NOTE: The remainder of the conversation discusses our plan for our limited edition Christmas experience where we were experimenting with a different pricing model and game structure. This no longer applies to current offerings at Cracked it! Escape Games. (BAV)
(BV) So, as enterpreneurs we always have to learn what our market is really looking for. We've heard some grumblings in the market that participants or guests would like to have private experiences. The general model in escape rooms is a public ticketing experience where, if I have a room that's built for 8 people and two people buy tickets for it, that leaves six tickets remaining over that other people can purchase until the room fills up. Which is a great business model for the bottom line as far as your profits go. But sometimes it's not the best business model for providing an excellent experience for our customer experience. If people book for at least three people in the room, that will lock out the room so nobody else can purchase tickets in the room. It's a private experience for them.

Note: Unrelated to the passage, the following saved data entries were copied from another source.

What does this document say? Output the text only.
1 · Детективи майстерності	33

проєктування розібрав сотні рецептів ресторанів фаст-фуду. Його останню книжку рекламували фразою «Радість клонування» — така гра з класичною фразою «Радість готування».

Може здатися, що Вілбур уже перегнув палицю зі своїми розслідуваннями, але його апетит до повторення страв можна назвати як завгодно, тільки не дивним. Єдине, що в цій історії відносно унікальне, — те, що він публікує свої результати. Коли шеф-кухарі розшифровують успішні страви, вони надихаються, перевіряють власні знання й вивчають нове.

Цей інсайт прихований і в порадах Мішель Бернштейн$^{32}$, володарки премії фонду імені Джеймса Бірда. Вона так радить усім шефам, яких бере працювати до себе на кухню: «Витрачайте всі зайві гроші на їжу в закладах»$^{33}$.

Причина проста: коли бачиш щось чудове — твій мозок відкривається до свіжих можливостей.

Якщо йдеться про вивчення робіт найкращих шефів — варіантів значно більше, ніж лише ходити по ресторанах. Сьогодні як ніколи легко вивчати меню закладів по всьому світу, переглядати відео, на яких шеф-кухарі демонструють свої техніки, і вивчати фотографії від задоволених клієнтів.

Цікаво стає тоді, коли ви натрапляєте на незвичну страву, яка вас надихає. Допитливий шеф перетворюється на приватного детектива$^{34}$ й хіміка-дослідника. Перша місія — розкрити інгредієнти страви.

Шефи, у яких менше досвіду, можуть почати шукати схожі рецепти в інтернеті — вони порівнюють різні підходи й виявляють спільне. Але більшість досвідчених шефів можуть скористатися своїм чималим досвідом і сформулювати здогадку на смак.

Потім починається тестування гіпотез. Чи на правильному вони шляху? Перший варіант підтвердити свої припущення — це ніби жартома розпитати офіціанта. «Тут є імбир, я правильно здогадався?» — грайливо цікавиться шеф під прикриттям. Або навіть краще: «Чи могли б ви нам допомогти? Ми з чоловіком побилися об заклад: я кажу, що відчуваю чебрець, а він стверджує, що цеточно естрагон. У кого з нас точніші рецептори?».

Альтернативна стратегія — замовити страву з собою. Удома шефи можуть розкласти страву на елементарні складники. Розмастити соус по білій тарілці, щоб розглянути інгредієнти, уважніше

We're also knocking down the price a little bit compared to our 25 dollar price point. We're going to set it at 18 dollars. As well as, we are going to scale back the time jus a little bit to 45 minutes because some people would like a shorter game as well. This room itself, this experience itself, is for us to collect some data points that we can modify our business model as we move forward if we choose to expand into another market, or if I choose to franchise the business out. That's kind of what the future holds for us.
(RK) Again, that is Cracked it! Escape Games in Jacksonville, North Carolina. Brian Vinciguerra, thank you so much for joining us.
(BV) My pleasure Richard, thank you so much for having me.